The Soviet military's growing clout cast Ustinov in the role of a Kremlin kingmaker: his support was apparently critical in giving the edge to former K.G.B Chief Yuri Andropov in the race to succeed Brezhnev.
Ustinov was widely regarded as the likely conservative candidate to succeed Yuri Andropov as General Secretary of the ruling CPSU. However the appointment of Konstantin Chernenko allowed the reformist forces around Mikhail Gorbachev to further strengthen their hand and eventually it was Gorbachev who succeeded.

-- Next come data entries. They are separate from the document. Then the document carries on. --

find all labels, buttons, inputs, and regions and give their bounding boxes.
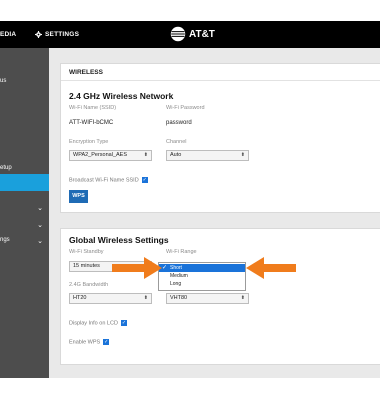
nav-settings-label: SETTINGS [45,31,80,38]
wps-button[interactable]: WPS [69,190,88,203]
nav-settings[interactable]: SETTINGS [35,21,79,48]
range-option-long[interactable]: Long [159,280,245,288]
broadcast-ssid-checkbox[interactable]: ✓ [141,177,148,183]
channel-select[interactable]: Auto ⬍ [166,150,249,161]
bandwidth-select[interactable]: HT20 ⬍ [69,293,152,304]
standby-value: 15 minutes [73,263,100,269]
enable-wps-row: Enable WPS ✓ [69,339,110,346]
main-content: WIRELESS 2.4 GHz Wireless Network Wi-Fi … [49,48,380,378]
global-wireless-panel: Global Wireless Settings Wi-Fi Standby 1… [60,228,380,365]
panel-title: WIRELESS [69,69,103,76]
section-title-global: Global Wireless Settings [69,235,169,245]
sidebar-item-setup[interactable]: etup [0,165,49,171]
encryption-value: WPA2_Personal_AES [73,152,128,158]
range-option-label: Medium [170,273,188,279]
enable-wps-checkbox[interactable]: ✓ [103,339,110,345]
select-arrows-icon: ⬍ [143,152,148,158]
channel-label: Channel [166,139,187,145]
range-option-medium[interactable]: Medium [159,272,245,280]
range-option-short[interactable]: ✓ Short [159,264,245,272]
divider [61,80,380,81]
chevron-down-icon[interactable]: ⌄ [37,237,43,245]
enable-wps-label: Enable WPS [69,339,101,346]
broadcast-ssid-row: Broadcast Wi-Fi Name SSID ✓ [69,177,148,183]
globe-icon [170,26,186,42]
display-lcd-label: Display Info on LCD [69,320,118,327]
vht-value: VHT80 [170,295,188,301]
arrow-left-icon [246,257,296,279]
select-arrows-icon: ⬍ [143,295,148,301]
password-field[interactable]: password [166,120,192,126]
arrow-right-icon [112,257,162,279]
sidebar-item-active[interactable] [0,174,49,191]
range-option-label: Short [170,265,182,271]
range-option-label: Long [170,281,182,287]
page-footer [0,378,380,400]
bandwidth-value: HT20 [73,295,87,301]
range-label: Wi-Fi Range [166,249,197,255]
section-title-24ghz: 2.4 GHz Wireless Network [69,91,174,101]
range-dropdown-list[interactable]: ✓ Short Medium Long [158,262,246,291]
chevron-down-icon[interactable]: ⌄ [37,221,43,229]
ssid-field[interactable]: ATT-WIFI-bCMC [69,120,113,126]
select-arrows-icon: ⬍ [240,295,245,301]
brand-name: AT&T [189,28,215,40]
ssid-label: Wi-Fi Name (SSID) [69,105,117,111]
select-arrows-icon: ⬍ [240,152,245,158]
broadcast-ssid-label: Broadcast Wi-Fi Name SSID [69,177,139,184]
sidebar-item-status[interactable]: us [0,78,49,84]
att-logo: AT&T [170,26,215,42]
gear-icon [35,31,42,38]
check-icon: ✓ [162,265,168,271]
display-lcd-row: Display Info on LCD ✓ [69,320,127,326]
password-label: Wi-Fi Password [166,105,205,111]
bandwidth-label: 2.4G Bandwidth [69,282,109,288]
encryption-label: Encryption Type [69,139,109,145]
wireless-panel: WIRELESS 2.4 GHz Wireless Network Wi-Fi … [60,63,380,213]
standby-label: Wi-Fi Standby [69,249,104,255]
channel-value: Auto [170,152,182,158]
vht-select[interactable]: VHT80 ⬍ [166,293,249,304]
encryption-select[interactable]: WPA2_Personal_AES ⬍ [69,150,152,161]
display-lcd-checkbox[interactable]: ✓ [120,320,127,326]
chevron-down-icon[interactable]: ⌄ [37,204,43,212]
nav-media[interactable]: EDIA [0,21,16,48]
sidebar: us etup ⌄ ⌄ ngs ⌄ [0,48,49,378]
top-navigation-bar: EDIA SETTINGS AT&T [0,21,380,48]
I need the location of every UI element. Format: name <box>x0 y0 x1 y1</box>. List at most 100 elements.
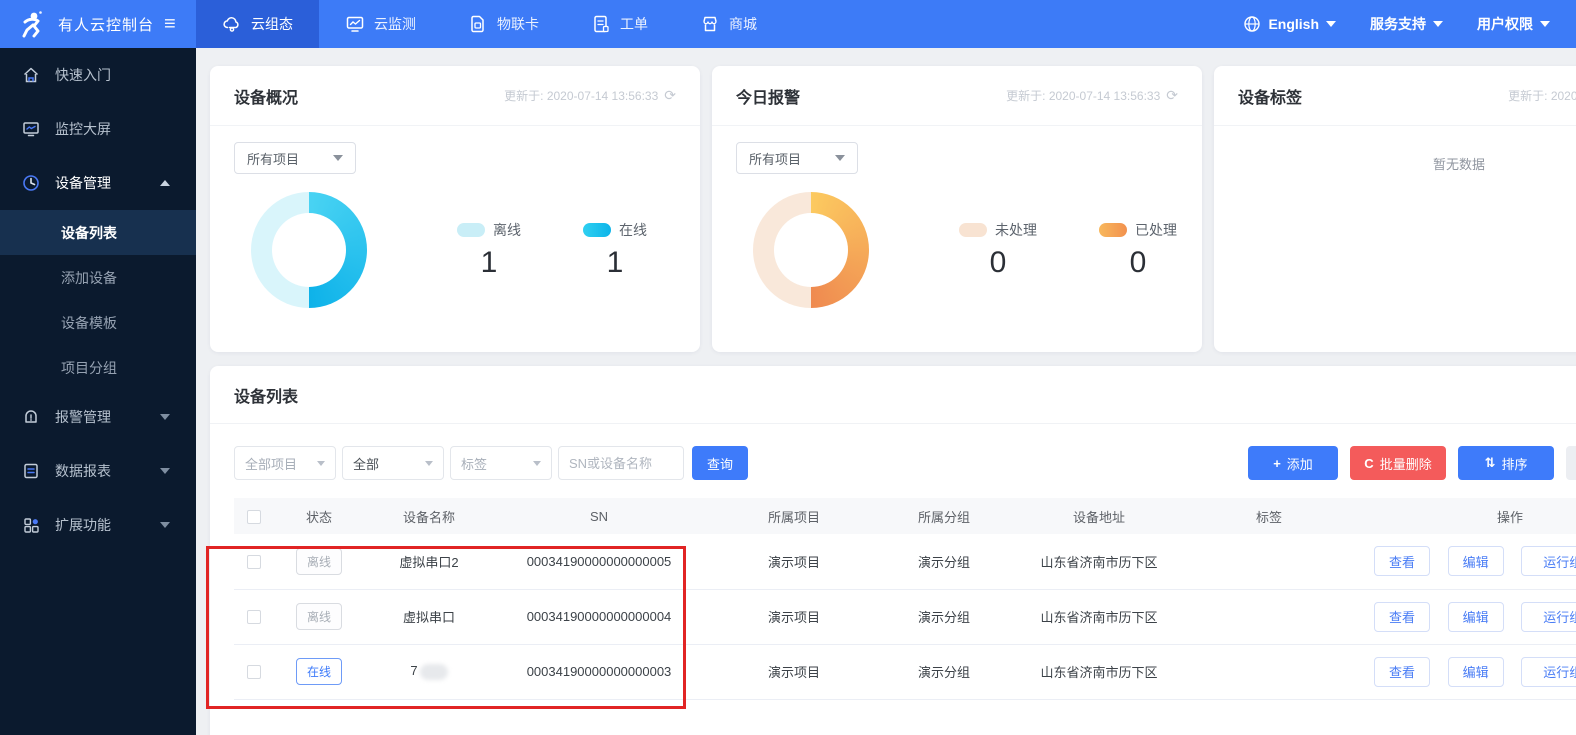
refresh-icon[interactable]: ⟳ <box>664 87 676 104</box>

In November 7, 1984, Soviet television viewers had fully expected to see him pass through Red Square to review the Military Parade on the anniversary of the Bolshevik Revolution, but he never appeared. Ustinov had contracted pneumonia in October. Emergency surgery had to be performed to correct an aneurysm in the aortic valve. His liver and kidneys later malfunctioned, and he suffered a cardiac arrest and died. He was honoured with a state funeral and his ash was buried in the Kremlin Wall Necropolis on December 24th in a temperature of (-7) celsius.
On his death the city of Izhevsk was briefly renamed for him, but under Mikhail Gorbachev cities that had been renamed for recent Soviet leaders reverted to their former names.
Ustinov had a son named Nikolai (1931-1992).